SIFF Diary: ‘Color Book,’ ‘Remaining Native,’ and More

What I saw at this year’s Seattle International Film Festival.


Blue Road: The Edna O’Brien Story, dir. Sinéad O’Shea

Even those familiar with the pioneering Irish novelist Edna O’Brien will probably finish Sinéad O’Shea’s riveting new biographical documentary about her — which notably features in-person interviews with the wry, razor-sharp subject herself in the months leading up to her death, in 2024, at the age of 93 — with an immediate need to order a stack of her books. (I currently have some en route.)

Blue Sun Palace, dir. Constance Tsang

Blue Sun Palace is one of the best representations I’ve seen in a movie of the sense of space left behind when someone close to you suddenly dies.
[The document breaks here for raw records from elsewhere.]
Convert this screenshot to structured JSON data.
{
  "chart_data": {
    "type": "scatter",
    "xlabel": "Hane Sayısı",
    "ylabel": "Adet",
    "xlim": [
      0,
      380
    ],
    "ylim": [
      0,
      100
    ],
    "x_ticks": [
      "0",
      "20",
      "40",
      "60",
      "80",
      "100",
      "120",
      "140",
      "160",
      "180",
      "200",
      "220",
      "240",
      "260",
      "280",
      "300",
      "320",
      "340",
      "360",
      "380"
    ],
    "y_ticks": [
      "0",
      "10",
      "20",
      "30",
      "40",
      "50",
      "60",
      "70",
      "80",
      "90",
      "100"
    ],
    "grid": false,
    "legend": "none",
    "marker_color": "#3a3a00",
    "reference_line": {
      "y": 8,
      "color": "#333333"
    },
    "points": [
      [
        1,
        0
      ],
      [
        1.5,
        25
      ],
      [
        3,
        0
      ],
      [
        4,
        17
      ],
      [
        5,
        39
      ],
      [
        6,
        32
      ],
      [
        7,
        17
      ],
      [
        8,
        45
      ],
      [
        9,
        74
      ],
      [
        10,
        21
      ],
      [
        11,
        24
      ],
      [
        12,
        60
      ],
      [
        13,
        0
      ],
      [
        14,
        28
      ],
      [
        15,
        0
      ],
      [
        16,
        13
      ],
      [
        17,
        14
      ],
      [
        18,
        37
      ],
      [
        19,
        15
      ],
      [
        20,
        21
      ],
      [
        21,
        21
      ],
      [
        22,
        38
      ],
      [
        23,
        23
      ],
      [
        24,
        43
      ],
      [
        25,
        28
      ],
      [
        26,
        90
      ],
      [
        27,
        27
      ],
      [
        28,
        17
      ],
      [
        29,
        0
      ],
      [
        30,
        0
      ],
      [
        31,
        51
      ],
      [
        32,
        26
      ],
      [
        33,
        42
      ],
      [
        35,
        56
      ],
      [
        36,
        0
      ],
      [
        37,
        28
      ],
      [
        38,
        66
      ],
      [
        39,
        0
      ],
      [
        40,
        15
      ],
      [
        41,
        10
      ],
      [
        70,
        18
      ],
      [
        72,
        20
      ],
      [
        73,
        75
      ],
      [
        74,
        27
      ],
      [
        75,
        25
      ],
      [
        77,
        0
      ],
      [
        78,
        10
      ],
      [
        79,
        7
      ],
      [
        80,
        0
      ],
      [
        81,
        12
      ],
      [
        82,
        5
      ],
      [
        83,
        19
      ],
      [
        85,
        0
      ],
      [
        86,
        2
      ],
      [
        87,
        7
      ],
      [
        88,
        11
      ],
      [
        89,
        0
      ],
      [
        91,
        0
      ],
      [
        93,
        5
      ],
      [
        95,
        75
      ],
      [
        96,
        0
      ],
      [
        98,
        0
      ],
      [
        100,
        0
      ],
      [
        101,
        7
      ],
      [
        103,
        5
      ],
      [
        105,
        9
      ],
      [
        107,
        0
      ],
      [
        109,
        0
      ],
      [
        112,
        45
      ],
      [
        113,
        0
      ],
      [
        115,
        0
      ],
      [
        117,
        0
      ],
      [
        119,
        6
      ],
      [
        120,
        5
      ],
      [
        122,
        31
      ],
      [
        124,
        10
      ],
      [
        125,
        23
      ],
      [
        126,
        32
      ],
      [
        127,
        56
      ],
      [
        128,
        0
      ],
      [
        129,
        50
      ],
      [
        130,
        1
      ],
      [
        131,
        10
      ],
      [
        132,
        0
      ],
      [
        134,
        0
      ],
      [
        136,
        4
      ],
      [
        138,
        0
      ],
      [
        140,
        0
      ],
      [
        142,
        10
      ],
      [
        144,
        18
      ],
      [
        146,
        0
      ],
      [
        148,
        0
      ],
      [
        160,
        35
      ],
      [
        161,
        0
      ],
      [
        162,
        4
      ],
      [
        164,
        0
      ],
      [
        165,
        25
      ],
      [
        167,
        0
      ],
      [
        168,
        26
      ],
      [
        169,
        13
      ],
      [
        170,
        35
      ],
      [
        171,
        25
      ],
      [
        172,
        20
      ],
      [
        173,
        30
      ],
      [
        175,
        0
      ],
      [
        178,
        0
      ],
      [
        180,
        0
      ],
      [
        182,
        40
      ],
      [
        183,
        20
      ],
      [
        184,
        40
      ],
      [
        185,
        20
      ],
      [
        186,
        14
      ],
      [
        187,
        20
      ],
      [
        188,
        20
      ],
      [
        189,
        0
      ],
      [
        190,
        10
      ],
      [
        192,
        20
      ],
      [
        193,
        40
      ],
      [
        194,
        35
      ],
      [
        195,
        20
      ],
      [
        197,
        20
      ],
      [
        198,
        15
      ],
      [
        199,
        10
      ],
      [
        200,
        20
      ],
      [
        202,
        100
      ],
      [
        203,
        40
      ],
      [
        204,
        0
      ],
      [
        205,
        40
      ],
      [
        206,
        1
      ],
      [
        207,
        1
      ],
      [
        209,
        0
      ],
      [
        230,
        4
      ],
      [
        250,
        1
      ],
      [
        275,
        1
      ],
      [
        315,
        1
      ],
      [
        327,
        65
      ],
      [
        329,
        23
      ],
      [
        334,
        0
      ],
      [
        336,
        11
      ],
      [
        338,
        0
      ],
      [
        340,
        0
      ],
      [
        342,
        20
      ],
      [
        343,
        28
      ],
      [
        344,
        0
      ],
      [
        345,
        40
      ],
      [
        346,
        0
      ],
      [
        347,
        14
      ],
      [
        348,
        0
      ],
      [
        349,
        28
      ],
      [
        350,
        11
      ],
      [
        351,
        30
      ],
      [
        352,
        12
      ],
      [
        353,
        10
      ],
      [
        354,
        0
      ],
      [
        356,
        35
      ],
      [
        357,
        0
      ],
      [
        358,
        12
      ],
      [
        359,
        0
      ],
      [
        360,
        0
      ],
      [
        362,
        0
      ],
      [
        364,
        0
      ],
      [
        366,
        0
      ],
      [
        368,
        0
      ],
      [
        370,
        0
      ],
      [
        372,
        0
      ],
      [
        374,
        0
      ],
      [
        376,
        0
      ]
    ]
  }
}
The feature is Constance Tsang’s first — something you wouldn’t guess from her preternaturally assured direction — and it’s set in Queens, where we’re acquainted with a trio of East Asian immigrants (Lee Kang-sheng, Wu Ke-xi, and Haipeng Xu) whose work trying to actualize their conceptions of the American dream are dramatically altered by a shocking act of violence that arrives about 30 minutes into the movie. Tsang’s penchant for long takes and naturalistic dialogue makes you feel like you’re just watching lives unfold — like its central tragedy, and the shaky subsequent efforts to get to a place of acceptance, were happening to people you knew.